Walau tuturan kisahnya nampak runut, pemaknaannya jelas, sebagai bentuk gaya penulisan ide, wacana memang tak dapat diartikan melalui kalimat per kalimat. Setelah Arjuna dikalahkan. Maka Bhima yang datang dengan strategi menyerang yang berbeda. Sebab dari laporan Nakula, Sahadewa dan Arjuna, musuh kebal akan senjata tajam. Maka Bhima mencabut sebatang pohon bodi yang tinggi dan batangnya sebesar pelukan lelaki dewasa. Dengan pohon bodi itu Bhima menyerang, hingga pohon bodi itu remuk menjadi serpihan, Chandra Bherawa tak terluka, tak bergeser dari tempatnya. Bhima karena panik, meraih tubuh Chandra Bherawa, menekuk dan membantingnya lalu membawa ke sebuah sumur paling dalam. Melemparnya sekuat tenaga. Namun Tubuh Chandra Bherawa mengambang. Tetap tersenyum. Bhima kehabisan akal, mencabut sebatang pohon lontar. Dengan batang pohon lontar itu, ditumbukkannya ke dalam sumur, hingga pohon lontar itu tercabik sendiri. Bhima menggeram, mencari batu besar, menggotongnya dan melemparkannya ke dalam sumur. Batu itu pecah seribu. Chandra Bherawa dengan gerak sabar ke luar dari sumur, berdiri tegak kemudian, menatap Bhima, " Apa lagi maumu, Bhima? Tiadalah tahu engkau akan hakekat hidupku,"

Bhima tertegun, lalu menjawab," Kalah aku. Kresnalah yang membuat aku marah padamu. Aku akan sampaikan kepadanya,"

Kedatangan Kresna menemui Chandra Bherawa menjadi bentuk dialog yang mengesankan, Kresna kini diposisikan sebagai yang tak paham akan ajaran kasunyatan. Bagian yang mengundang senyum. Bukankah Kresna raja debat? Serba tahu akan berbagai hal. Dia awatara. Mengapa dalam kisah ini dihadirkan menjadi si ‘awam’. Menjadi wakil pertanyaan umum, apa sesungguhnya agama yang dianut oleh Chandra Bherawa?

"Indah ta kita Sri Candrabherawa, kapuhan swacitta mami den ta, apa swajatine pwa ajin ta, don ta tan harep magawe Sanggar Kabuyutan, tan ahyun manembah Sad Kahyangan, amangan tan pabanten, ndah warahakena ri kami,"

Chandra Bherawa dengan suara tenang menjawab, tidak menyebut agamanya, tetapi ajaran yang dijadikannya sebagai sikapnya sekarang sebagai sumber isyarat.

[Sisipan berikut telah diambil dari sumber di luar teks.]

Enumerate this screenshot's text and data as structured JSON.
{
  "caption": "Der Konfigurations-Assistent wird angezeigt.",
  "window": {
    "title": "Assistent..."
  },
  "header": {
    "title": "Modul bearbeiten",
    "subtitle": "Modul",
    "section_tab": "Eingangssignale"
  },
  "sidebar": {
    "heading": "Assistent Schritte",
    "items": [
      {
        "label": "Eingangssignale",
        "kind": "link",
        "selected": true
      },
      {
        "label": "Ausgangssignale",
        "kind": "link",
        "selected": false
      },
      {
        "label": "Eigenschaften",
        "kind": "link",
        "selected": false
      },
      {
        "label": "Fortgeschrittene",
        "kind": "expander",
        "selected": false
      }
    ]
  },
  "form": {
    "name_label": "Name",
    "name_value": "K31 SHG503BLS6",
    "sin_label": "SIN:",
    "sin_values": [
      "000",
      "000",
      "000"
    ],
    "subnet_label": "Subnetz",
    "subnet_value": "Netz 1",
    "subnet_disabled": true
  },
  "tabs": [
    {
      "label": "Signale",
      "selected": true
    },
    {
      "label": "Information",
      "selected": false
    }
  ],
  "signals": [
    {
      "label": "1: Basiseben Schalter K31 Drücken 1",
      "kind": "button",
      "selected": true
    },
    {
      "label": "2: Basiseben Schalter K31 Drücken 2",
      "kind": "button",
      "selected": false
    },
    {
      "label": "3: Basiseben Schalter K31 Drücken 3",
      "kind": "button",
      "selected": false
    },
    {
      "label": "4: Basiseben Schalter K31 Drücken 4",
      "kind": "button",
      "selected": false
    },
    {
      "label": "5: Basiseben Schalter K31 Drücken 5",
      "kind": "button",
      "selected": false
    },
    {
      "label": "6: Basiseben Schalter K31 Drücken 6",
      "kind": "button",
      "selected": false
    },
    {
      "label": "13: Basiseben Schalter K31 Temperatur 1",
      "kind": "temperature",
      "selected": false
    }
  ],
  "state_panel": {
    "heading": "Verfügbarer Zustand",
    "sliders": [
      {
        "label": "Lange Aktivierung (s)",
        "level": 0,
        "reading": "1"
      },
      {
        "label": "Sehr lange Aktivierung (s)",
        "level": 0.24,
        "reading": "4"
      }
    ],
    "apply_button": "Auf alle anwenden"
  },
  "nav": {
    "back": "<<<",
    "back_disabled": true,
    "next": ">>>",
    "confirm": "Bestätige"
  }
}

Chandra Bherawa menjelaskan nama ilmunya Bajradhara, memuja Sang Hyang Adi Buddha. Yang dipujanya berada si sela keningnya, itu sama dengan puncak Sucikabajra. Dengan gamblang ia menjelaskan kepada Kresna. Alasan dirinya, mengapa tidak lagi di negerinya, kepada semua rakyatnya diperlukan rumah suci, segala macam kecirian beragama; ritus, ritual, liturgi, bagi Chandra Bherawa, "semua itu ada dalam diri. Persembahan terindah adalah dirimu! Jika hendak ingin membuat upacara besar, dirimulah upacara besar itu!"

Kresna pada dasarnya tidak hendak sekedar berdebat, namun menguji dengan pertanyaan untuk menemukan alasan membunuh Chandra Bherawa,"Dimanakah engkau menyatukan ilmumu itu? Katakan Padaku?"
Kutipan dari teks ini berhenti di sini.